LECTURE - CHRONIQUE Revues papier ou
électroniques, critiques, notes de lecture, et coup de cœur de livres... |
|
LECTURES – CHRONIQUES – ESSAIS Printemps 2024 La revue Poésie/première
n° 87 Recension par Dominique Zinenberg Le
cri des poètes. Toile de Pierre Zinenberg (p. 36 du numéro) |
Le numéro 87 de la revue Poésie/première
est paru en janvier 2024. Le dossier, juste après l’édito synthétique et
d’une grande pertinence doublée d’élégance proposé par Martine
Morillon-Carreau, se consacre à la relation entre la poésie et la liberté.

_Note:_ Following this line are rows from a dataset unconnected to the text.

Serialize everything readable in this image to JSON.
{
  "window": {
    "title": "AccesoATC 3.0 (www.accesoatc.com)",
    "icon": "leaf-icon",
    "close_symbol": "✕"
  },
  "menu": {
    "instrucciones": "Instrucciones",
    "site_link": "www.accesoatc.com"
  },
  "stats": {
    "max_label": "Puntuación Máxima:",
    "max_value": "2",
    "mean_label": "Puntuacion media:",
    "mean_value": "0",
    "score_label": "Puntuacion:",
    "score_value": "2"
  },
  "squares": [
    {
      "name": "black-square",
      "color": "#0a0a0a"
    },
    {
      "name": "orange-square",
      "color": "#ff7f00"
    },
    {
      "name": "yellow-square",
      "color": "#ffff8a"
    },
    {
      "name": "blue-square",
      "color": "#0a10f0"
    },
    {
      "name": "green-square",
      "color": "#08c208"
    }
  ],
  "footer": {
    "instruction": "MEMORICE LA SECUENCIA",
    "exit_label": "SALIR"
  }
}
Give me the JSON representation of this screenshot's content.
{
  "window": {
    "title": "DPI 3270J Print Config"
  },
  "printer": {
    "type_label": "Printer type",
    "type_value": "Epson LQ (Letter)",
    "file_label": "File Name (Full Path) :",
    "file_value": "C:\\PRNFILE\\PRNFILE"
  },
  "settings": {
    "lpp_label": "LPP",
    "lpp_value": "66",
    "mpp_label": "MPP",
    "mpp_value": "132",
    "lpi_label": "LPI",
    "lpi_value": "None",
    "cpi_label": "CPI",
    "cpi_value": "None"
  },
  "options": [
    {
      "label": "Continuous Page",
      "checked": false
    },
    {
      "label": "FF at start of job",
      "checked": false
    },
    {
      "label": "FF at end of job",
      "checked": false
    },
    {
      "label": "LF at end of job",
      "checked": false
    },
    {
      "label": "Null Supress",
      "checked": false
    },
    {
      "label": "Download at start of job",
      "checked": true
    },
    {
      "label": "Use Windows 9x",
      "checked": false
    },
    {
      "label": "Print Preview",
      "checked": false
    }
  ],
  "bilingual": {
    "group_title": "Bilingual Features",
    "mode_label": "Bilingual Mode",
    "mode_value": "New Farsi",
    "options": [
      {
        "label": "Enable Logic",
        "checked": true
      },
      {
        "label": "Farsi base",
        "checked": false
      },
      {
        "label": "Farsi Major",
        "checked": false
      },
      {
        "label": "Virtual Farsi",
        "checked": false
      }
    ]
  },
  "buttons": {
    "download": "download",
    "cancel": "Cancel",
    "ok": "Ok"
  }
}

Les articles questionnement aussi bien la liberté formelle qui taraude les
poètes depuis toujours que l’engagement pour la liberté à travers des combats
multiples : les poètes veulent se libérer ou libérer des chaînes de
l’esclavage (c’est ce dont traite
l’article de Martine-Morillon-Carreau sur Aimé Césaire « maillon de la
cadène » et libre poète) ; ils résistent aux censures, ils
deviennent des résistants et des poètes de la Résistance ce que développe
Gérard Mottet en prenant l’exemple , en particulier, de René Char ; à
quoi Isabelle Lévesque répond en évoquant d’une part que certains poètes ont
aussi servi « tyrannies et dictateurs »et d’autre part, que
les poètes sont aussi, et que cela doit être mentionné, revendiqué, proclamé,
des femmes et que dans notre contemporanéité, elles libèrent une vision
poétique encore peu entendue, et se libèrent de carcans par trop masculins,
d’où l’insistance dans la plus grande partie de son article à citer des
femmes. Pour Monique W. Labidoire la liberté et la poésie font bon ménage,
car la première liberté, pour elle, signifie pouvoir écrire sur absolument
tout et pour peu qu’on s’y engage à fond, il est tout aussi légitime de se
consacrer en poésie à l’amour, à la nature, aux combats contre les guerres et
les injustices qu’à tout autre sujet. Dans mon propre article j’insiste d’une
part sur « la servitude volontaire des poètes » qui est le titre
que j’ai choisi et sur les arcanes du poème, de son élaboration, qui
contraint le poète à suivre la logique du poème qu’il crée. Guillaume de Pracomtal présente des fragments de réflexion sur
l’écriture poétique, le tout parcouru d’une onde de choc et de joie quand il
fait ce constat exaltant : « J’écris, alors je suis
libre. » Pour rendre hommage au poète et
plasticien Frédéric Tison mort en fin d’année 2023, la revue propose tout au
long des pages, des tableaux (Encres et Pastels) de lui, puis de la page 101
à 106, sa biographie et divers hommages poétiques ou critiques. Un seul
tableau n’est pas de lui, mais de mon frère Pierre Zinenberg : à sa
façon, il symbolise la liberté en représentant des personnes nues. C’est
« le cri des poètes ». Un poème d’Alain Duault « La
guerre » (p.37 à 45) décrit la guerre en Ukraine, et à la fin les
atrocités qui ont lieu au Proche-Orient, et c’est tout simplement poignant.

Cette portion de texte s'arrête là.